Marvin regarda derrière lui pour comprendre ce qu’il y avait de charmant qu’il avait manqué.

“Tu savais que cette bâtisse avait survécu au grand tremblement de terre, mais que la pendule s’était arrêtée pile et était restée bloquée pendant un an entier ?

— Il y a toujours une pendule qui s’arrête, dit Marvin, morose.

— Comme pour rappeler à tous alentour.

— Leur rappeler quoi ?”

Elle agita vers lui le guide qu’elle tenait à la main.

“Il arrive que la malchance soit inscrite en gros, bien clairement.

— Comment ça ?

— La pendule s’est arrêtée à cinq heures dix-sept du matin. Cinq un sept, mon cher. Additionne les chiffres et tu as treize.”

Peut-être que le vent changeait. Il remarqua de nouveau l’odeur et s’aperçut que ça le touchait étrangement, une de ces odeurs qui se fraient un chemin dans la mémoire, une odeur terreuse et moisie en l’occurrence, et il éprouva une inexplicable envie de remonter jusqu’à sa source.

“Où est ton Mr Wainwright ?

— Bateau en retard, dit-il.

— Ne sois pas si pessimiste.

— Qui parle d’être pessimiste ? Je suis là en pleine conversation.

— Tu es affaissé et voûté.

— Je suis toujours affaissé et voûté. C’est sorti comme ça de la fabrique.

— Tu es plus voûté que d’habitude quand il s’agit de la balle.”

Eleanor n’avait pas tort. Lui arrivait-il d’avoir tort ? Il lui en voulait quelquefois, mais ils savaient tous les deux qu’elle avait presque toujours raison. Elle avait son accent anglais, ses pets-de-nonne qu’elle faisait elle-même et qu’il en était déjà tout affriolé depuis la veille, sa façon de s’habiller toujours atrocement impeccable à tel point qu’il se demandait si ça n’était pas une maladie, il l’avait surprise deux ou trois fois à parler à sa penderie – mais toujours convenable est une expression qu’il aime, assortissant avec goût ceci à cela. Elle avait une détermination sévère qu’elle appliquait en douceur, mais sans mâcher ses mots. Et maintenant que leur fille avait pris son indépendance, avec un bon boulot et un appartement dans une rue paisible, Eleanor veillait sur l’obsession de Marvin et son humeur sombre éclaboussée de blagues.

Ils marchaient à présent, flânant le long de l’Embarcadero, et Marvin s’aperçut que les numéros des quais montaient – montants et pairs, ce qui signifiait qu’ils s’éloignaient du quai 7. Mais c’est là que l’odeur semblait le mener, des effluves nauséabonds et intermittents portés par le vent.

“Et tu as besoin que ce type Wainwright te dise quoi ?

— Comment son père s’est procuré la balle, qui est mort et enterré.

— Et de cette façon tu compléteras quoi ?

— Le machin comment t’appelles ça.

— Le lignage.

— Le lignage”, dit Marvin.

1. L’ex-femme de Chuckie Wainwright, Susan quelque chose – peu importent les détails.

2. Le un huitième d’Indien, Marvin oublie quelle tribu, qui l’a guidé jusqu’à l’ex-femme.

3. Le choc de la vie des autres.

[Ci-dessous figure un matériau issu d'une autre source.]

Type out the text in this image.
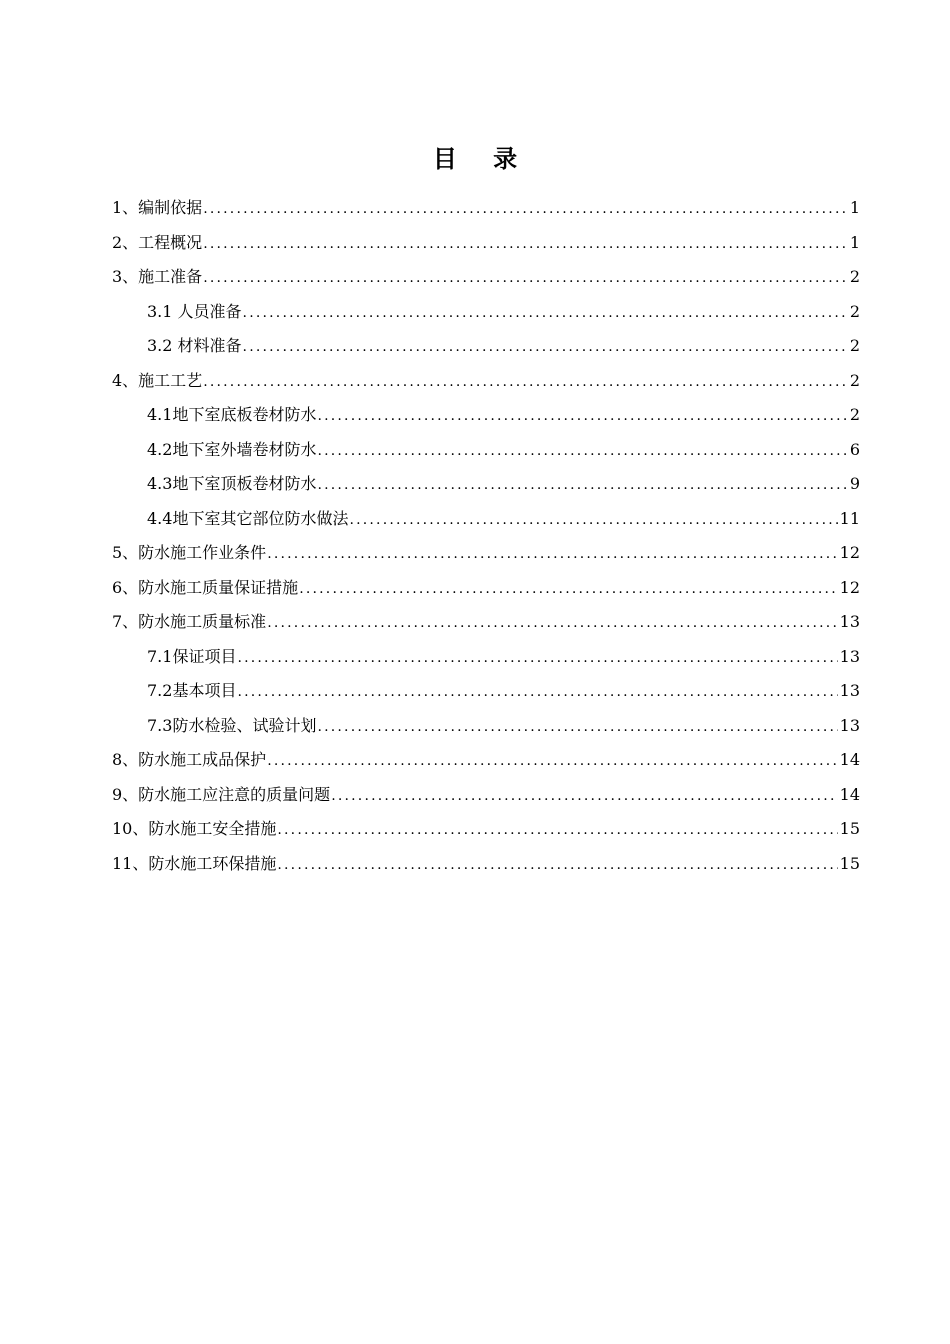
目 录
1、编制依据 .....	1
2、工程概况 .....	1
3、施工准备 .....	2
3.1 人员准备 .....	2
3.2 材料准备 .....	2
4、施工工艺 .....	2
4.1地下室底板卷材防水 .....	2
4.2地下室外墙卷材防水 .....	6
4.3地下室顶板卷材防水 .....	9
4.4地下室其它部位防水做法 .....	11
5、防水施工作业条件 .....	12
6、防水施工质量保证措施 .....	12
7、防水施工质量标准 .....	13
7.1保证项目 .....	13
7.2基本项目 .....	13
7.3防水检验、试验计划 .....	13
8、防水施工成品保护 .....	14
9、防水施工应注意的质量问题 .....	14
10、防水施工安全措施 .....	15
11、防水施工环保措施 .....	15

La vérité d’une autre vie, le coup, l’impact.

4. Chuckie dans l’aviation, au Groenland, au Viêtnam, et devenu absent sans permission, c’est quoi l’acronyme du déserteur, et qui s’enfuit en se laissant pousser la barbe et qui fait un enfant, qu’il appelle Dakota.

5. C’est d’ailleurs là que Marvin a retrouvé l’ex-femme, par coïncidence, à Rapid City, promenant des malades à travers une piscine d’un mètre trente de profondeur.

6. Le choc, la puissance d’une vie ordinaire. C’est une chose qu’on ne pourrait pas inventer avec une batterie d’ordinateurs dans une salle spéciale étanche à la poussière.

“Marvin, tu sais ce que je vais te dire.

— Il y a un décalage horaire de trois heures. Je crois que je ne vais pas pouvoir attendre.

— Lève les pieds quand tu marches. Tu es un homme en bonne santé qui essaie d’avoir l’air malade.

— C’est du bavardage sur la chaîne ouverte au public.”

Elle n’ergotait pas et n’épiloguait pas, elle lui parlait gentiment, il ne la méritait pas, elle envoyait des cartes postales quand elle retournait là-bas pour voir sa famille – imaginez, recevoir une carte postale de votre femme.

Puis elle s’arrêta pile, raidie dans son ciré brillant.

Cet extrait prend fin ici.